In the days of Wyatt Earp, Doc Holliday, Jesse James, and Billy the Kid, if someone referred to “Las Vegas”, they didn’t mean Nevada. They meant Las Vegas, New Mexico, on the Santa Fe Trail, and later the Santa Fe railroad.

In 1835, some Hispanic families obtained a land grant which included some lush meadows (“las Vegas”) on the Gallinas River. They built a plaza for their village, but initially only lived there to farm in the summer. The village, sitting on the western edge of the Great Plains, was exposed to attack from savage, nomadic Indians. During the winter, the families retreated to the relative safety of the City of Santa Fe, to the west, on the other side of the Sangre de Cristo mountains.

Permanent settlement began when Anglo traders started making regular wagon trips from St. Louis, Missouri, on the Santa Fe Trail. By 1846, Las Vegas had become a fairly large settlement. From the roof of a building on the Las Vegas plaza, Brigadier General Stephen Watts Kearny announced the conquest of the territory of New Mexico by the United States of America. From then until 1879, merchants did a brisk trade exporting wool and hides and importing trade goods.

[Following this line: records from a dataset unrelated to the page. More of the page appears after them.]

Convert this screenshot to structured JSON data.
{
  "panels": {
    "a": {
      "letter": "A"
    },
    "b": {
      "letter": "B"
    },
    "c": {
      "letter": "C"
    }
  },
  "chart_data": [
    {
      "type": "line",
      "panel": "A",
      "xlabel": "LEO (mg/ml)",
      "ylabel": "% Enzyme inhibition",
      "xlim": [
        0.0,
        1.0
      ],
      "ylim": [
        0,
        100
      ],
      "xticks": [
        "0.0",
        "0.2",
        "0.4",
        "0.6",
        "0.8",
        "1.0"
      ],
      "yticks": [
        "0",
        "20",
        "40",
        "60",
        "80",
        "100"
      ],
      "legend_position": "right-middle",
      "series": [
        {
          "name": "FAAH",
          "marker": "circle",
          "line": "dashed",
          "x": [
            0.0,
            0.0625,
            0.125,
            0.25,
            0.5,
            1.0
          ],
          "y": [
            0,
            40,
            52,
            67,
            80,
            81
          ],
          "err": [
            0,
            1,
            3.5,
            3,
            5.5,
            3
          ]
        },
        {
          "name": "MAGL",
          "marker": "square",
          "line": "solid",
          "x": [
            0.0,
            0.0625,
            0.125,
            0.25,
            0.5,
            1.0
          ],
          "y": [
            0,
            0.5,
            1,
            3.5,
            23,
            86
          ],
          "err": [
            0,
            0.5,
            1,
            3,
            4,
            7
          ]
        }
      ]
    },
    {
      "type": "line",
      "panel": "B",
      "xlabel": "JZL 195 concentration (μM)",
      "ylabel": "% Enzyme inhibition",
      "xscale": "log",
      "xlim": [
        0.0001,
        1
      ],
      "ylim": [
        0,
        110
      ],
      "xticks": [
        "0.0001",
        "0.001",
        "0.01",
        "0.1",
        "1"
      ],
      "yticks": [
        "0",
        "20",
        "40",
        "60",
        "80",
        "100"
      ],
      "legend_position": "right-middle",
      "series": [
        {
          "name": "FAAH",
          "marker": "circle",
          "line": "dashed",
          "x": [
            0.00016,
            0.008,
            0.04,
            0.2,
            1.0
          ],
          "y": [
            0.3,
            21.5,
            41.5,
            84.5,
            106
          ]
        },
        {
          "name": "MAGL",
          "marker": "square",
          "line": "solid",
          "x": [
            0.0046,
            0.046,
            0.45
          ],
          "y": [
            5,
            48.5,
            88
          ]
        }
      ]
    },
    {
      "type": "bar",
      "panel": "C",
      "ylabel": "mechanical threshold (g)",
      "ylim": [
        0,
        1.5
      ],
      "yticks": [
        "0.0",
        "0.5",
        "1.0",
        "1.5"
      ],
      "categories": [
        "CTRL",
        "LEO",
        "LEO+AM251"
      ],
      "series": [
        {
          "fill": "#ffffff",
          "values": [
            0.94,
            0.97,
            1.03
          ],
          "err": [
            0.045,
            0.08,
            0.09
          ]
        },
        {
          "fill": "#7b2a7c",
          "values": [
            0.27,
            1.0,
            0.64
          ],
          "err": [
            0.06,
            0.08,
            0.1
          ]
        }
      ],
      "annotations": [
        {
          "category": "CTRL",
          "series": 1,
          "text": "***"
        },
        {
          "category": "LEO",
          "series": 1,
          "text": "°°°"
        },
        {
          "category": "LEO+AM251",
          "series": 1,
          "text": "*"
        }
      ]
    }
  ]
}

On July 4, 1879, the Atchison, Topeka and Santa Fe Railroad arrived in las Vegas, and with it came railroad employees, tradesmen, and merchants, as well as the gamblers and hoodlums endemic to the territories in those days. Two entire towns along the railroad were packed up like a circus and transported to Las Vegas. A Fred Harvey establishment was soon opened: “the Depot Hotel”, and another hotel erected on the plaza, sensibly named “the Plaza Hotel”. (The Plaza Hotel was renovated in 1982 and provides a welcome alternative lodging for travelers on I-25, the interstate highway between Santa Fe and Denver.) The year 1879 was also when Doc Holliday and Wyatt Earp visited Las Vegas, only to move on to Tombstone, Arizona when the good citizens of Las Vegas began stringing up troublemakers without a trial.

On January 22, 1880, four hoodlums arrived for an evening of carousing at the local saloon, the “Variety House”, but refused to check their guns with the marshall. A gunfight ensued. The marshall was killed, but his deputy, “Myterious Dave” Mather, killed one of the outlaws and injured two others before they escaped. A posse rounded up the survivors, and they were briefly detained in the jail, until a group of vigilantes removed them. The prisoners were about to hang from a windmill on the plaza, when the dead marshall’s wife shot them.

In 1898, when Theodore Roosevelt assumed the task of forming a volunteer unit of cavalry for the war with Spain, he got most of volunteers from New Mexico, and in particular, the Las Vegas area. Las Vegas now has a “Rough Rider” Museum to honor the unit which won the Battle of San Juan Hill in Cuba during the Spanish-American War.

Las Vegas has one of New Mexico’s four state universities, New Mexico Highlands University, and a state mental hospital. Las Vegas has long since been displaced, however, by Albuquerque as the railroad and commercial center of New Mexico, and is now home to about 15,000 residents, three-quarters Hispanic, most of the rest Anglo.